To bridge that gap between past and present, Castle Milk Stout has joined forces with five of the country’s most soulful voices — Zoë Modiga, Yanga Chief, Culoe De Song, Nduduzo Makhathini, and Mbuso Khoza — for a digital project titled Songs to Savour.

It’s more than a campaign. It’s a modern hymn to heritage — a call to remember who we are through the music that raised us.

Beyond the polished visuals and online rollouts lies something more human — a quiet yearning for continuity, belonging, and identity in a rapidly changing world.

YNews caught up with the artists to explore what heritage sounds like when reframed by a new generation.

For Yanga Ntshakaza, better known as Yanga Chief, hip-hop has always been a vessel for introspection and cultural reclamation.

“The deeper you dig in into knowing yourself, then you realise things like culture and heritage and the importance of the music that you make and the message that comes with it. I wouldn’t speak on hip-hop as a whole but it accommodates everyone who would like to know themselves,” he said.

He adds that his lyrics mirror his daily interactions — a reflection of how he lives and speaks.

“Because of being in the hip-hop space, it allows me freedom to expose my Xhosa language through my lyrics,” he said.

Meanwhile, Zoë Modiga — whose sound blends jazz, soul, and ancestral storytelling — views Songs to Savour as a conversation across time.

“These songs are not just about the past — they are about belonging,” she explains. “A platform like this gives young people a way to make heritage part of their daily rhythm, in a way that feels modern and accessible.”

For her, heritage is not a static archive — it’s a living classroom.

“Through my practice, I always try to bridge the gap by announcing my curiosity, by announcing myself as a student, by announcing that I come from a place of not knowing, and these songs that I have the blessings of sharing on stage here at home and the world to article that curiosity and the love I have for us,” she shares.

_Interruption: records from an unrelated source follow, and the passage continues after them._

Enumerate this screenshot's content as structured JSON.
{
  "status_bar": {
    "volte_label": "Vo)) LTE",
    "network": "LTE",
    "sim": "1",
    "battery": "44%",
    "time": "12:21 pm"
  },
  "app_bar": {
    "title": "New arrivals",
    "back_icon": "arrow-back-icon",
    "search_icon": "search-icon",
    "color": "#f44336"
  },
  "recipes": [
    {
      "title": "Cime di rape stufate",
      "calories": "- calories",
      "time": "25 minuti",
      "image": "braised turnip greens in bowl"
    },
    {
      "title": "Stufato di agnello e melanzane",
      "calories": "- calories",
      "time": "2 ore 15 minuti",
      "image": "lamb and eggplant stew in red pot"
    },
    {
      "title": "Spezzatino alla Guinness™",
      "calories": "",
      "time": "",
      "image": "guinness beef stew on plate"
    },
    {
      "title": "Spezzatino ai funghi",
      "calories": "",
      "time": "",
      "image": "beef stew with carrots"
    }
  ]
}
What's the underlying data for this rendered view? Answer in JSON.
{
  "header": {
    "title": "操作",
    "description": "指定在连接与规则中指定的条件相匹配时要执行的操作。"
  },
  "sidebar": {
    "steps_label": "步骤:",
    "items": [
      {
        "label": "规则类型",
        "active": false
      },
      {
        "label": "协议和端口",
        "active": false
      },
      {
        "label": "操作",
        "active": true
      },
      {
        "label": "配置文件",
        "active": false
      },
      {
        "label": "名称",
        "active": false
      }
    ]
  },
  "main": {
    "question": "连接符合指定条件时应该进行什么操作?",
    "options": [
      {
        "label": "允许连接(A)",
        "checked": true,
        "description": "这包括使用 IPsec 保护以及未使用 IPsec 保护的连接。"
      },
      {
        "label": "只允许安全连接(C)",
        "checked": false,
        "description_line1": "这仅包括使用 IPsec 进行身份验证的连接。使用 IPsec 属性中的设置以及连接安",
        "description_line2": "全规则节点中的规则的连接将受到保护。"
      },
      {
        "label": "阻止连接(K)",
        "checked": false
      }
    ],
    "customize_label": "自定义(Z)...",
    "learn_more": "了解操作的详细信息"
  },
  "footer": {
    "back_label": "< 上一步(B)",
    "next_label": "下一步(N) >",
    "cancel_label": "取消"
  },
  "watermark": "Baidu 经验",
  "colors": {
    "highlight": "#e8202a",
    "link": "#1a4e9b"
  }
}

Mbuso Khoza, celebrated musician and cultural historian, speaks with the reverence of someone who knows that art can be an act of preservation.

“Music is not just melody — it is memory,” he says. “Each song carries the wisdom of elders, the comfort of community, and the identity of a people. If we do not sing them, they disappear.”

His words capture a familiar ache — that uneasy silence when an elder begins a song we no longer know the words to.

For Nduduzo Makhathini, whose work fuses philosophy and sound, traditional songs are not relics but living texts.

“Traditional songs are like books where our sacred knowledge lives, by placing them on a platform where anyone can sing along, Songs to Savour ensures that cultural education remains open, shared and enduring.”

And for Culoe De Song, whose global beats still pulse with ancestral rhythm, music remains the great connector.

“Music is the ultimate connector, it carries our ancestors’ voices while bringing people together in the present.”

The timing of this initiative feels poetic — arriving just as families prepare to gather for end-of-year ceremonies. Songs to Savour offers more than a playlist; it offers a compass — guiding younger generations back to the sounds that shaped their elders.

In the hands of these artists, heritage isn’t a relic or performance. It’s a living, breathing thing — evolving, expanding, and enduring every time someone decides to sing along.